In 1210, Qutb al-Din Aibak died unexpectedly in Lahore during a sport game, without having named a successor. To prevent instability in the kingdom, the Turkic nobles (maliks and umara) in Lahore appointed Aram Shah as his successor at Lahore. However, the Turkic nobles in different parts of the Sultanate opposed his ascension, and some of them - such as the Khalji nobles of Bengal - rebelled against him. According to the 16th-century historian Firishta, the kingdom also suffered an invasion from the neighbouring ruler Nasir ad-Din Qabacha of Multan.
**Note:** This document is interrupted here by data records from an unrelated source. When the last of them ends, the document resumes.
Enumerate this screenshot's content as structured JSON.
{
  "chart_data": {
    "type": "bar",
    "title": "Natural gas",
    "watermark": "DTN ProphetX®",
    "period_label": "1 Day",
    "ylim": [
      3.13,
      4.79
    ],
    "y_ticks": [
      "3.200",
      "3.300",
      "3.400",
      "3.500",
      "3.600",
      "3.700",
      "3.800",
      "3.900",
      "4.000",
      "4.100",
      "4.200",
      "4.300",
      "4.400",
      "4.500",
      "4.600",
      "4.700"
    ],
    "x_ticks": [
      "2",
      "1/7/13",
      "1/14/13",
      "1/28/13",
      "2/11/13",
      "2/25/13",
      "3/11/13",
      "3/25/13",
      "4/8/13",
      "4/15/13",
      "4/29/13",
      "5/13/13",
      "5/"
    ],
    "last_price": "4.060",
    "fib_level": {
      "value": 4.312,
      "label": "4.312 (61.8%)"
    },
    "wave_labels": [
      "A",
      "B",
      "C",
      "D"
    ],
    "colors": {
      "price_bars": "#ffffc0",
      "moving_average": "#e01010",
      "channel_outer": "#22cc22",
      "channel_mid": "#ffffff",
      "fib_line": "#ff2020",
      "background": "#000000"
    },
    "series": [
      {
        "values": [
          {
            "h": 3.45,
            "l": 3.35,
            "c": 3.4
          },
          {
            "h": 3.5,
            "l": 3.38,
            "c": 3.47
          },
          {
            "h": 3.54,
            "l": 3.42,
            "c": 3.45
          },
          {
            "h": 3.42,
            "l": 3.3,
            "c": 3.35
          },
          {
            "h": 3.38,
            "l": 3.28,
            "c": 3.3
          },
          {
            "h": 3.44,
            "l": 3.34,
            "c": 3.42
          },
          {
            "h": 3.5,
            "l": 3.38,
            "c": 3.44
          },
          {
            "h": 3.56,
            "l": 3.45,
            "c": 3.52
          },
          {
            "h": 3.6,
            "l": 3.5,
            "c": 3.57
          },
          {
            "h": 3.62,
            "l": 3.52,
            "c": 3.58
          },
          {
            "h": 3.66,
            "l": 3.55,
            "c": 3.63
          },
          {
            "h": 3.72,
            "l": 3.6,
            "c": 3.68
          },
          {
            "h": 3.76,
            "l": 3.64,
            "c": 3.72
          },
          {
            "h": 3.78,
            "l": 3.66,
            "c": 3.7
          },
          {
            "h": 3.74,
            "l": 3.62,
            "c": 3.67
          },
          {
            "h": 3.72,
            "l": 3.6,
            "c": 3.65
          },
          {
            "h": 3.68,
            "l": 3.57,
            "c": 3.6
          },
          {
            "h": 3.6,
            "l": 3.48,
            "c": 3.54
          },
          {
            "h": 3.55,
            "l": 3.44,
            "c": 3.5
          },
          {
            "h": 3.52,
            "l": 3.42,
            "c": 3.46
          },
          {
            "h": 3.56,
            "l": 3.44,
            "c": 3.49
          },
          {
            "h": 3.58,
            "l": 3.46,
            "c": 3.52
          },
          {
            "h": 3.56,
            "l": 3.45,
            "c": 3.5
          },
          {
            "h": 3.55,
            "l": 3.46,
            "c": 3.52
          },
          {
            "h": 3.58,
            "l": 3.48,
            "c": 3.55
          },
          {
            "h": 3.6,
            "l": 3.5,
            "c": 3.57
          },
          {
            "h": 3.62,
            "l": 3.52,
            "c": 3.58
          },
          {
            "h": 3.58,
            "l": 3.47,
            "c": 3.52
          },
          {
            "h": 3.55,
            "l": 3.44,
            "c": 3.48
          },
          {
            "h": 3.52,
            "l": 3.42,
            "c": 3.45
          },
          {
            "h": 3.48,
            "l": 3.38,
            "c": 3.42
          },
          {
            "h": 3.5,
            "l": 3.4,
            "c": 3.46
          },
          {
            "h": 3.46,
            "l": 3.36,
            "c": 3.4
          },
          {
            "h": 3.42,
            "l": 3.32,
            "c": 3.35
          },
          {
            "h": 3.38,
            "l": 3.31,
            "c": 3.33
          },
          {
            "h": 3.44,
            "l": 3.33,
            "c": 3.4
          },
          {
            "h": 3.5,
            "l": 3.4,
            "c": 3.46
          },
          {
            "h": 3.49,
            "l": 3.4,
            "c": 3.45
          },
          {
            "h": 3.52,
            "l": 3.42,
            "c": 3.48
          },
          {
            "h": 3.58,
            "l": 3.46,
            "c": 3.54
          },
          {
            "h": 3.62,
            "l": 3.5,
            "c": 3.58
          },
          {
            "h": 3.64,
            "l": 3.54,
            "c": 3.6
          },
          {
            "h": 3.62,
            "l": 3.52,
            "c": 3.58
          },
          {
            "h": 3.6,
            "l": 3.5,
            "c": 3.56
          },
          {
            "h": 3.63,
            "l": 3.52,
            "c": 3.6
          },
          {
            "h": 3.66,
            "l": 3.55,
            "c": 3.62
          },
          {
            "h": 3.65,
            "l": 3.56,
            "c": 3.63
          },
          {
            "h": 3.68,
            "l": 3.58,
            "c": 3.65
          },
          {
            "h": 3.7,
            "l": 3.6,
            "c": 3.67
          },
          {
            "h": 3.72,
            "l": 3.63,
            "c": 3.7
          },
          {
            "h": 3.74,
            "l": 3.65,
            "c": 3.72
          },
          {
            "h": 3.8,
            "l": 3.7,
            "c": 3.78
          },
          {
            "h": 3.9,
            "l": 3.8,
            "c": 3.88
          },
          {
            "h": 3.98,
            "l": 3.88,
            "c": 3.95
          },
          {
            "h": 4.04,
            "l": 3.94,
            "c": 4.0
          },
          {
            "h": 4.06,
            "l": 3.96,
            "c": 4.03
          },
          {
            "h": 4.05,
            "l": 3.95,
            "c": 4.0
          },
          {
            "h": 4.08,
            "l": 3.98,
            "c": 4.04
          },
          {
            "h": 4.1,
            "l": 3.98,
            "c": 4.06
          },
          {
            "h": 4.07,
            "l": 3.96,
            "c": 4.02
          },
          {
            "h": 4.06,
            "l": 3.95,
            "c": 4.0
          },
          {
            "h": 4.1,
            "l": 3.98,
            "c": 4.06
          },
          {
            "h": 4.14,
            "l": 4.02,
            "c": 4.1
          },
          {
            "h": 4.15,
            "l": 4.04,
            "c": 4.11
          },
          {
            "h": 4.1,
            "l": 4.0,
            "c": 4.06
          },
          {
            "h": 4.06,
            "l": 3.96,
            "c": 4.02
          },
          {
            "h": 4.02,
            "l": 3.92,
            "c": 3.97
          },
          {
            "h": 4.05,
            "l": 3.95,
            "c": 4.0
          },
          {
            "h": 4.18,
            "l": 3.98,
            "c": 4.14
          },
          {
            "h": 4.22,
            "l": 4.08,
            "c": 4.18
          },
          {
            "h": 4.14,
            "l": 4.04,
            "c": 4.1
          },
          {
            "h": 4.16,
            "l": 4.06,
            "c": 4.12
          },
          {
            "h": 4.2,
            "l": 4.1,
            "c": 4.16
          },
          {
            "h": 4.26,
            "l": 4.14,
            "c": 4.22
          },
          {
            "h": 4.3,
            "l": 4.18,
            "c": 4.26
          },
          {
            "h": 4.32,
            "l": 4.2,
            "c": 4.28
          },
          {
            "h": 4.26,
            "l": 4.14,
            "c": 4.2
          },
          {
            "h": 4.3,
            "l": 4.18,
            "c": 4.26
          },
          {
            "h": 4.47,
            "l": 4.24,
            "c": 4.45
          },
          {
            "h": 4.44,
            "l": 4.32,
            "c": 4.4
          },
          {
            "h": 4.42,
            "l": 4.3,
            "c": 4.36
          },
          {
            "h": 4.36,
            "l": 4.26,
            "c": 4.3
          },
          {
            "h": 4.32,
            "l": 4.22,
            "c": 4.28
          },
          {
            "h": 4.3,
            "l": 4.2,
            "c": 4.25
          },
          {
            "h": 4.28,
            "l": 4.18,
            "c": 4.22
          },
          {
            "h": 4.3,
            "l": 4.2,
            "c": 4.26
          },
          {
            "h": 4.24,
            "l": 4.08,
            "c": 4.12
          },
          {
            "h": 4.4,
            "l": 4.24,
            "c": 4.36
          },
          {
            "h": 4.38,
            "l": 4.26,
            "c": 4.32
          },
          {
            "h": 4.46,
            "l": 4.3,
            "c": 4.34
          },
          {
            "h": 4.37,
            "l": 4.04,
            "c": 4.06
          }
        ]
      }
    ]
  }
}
A group of nobles, led by the military justiciar (Amir-i Dad) Ali-yi Ismail, invited Iltutmish to occupy the throne. Iltutmish, a former slave of Aibak and the governor of Badaun, had a distinguished record of service and was called a son by Aibak, because of which the nobles considered him as a good candidate for the throne. Iltutmish marched to Delhi, where he seized the power, and later defeated Aram Shah's forces at Bagh-i Jud. According to the Tabaqat-i Nasiri, Aram Shah was "martyred": it is not clear if he was killed on the battlefield, or put to death as a prisoner of war. Two of his important officers - Aqsanqar and Farrukh Shah - were killed on the battlefield. Iltutmish subsequently consolidated his power and began ruling from Delhi.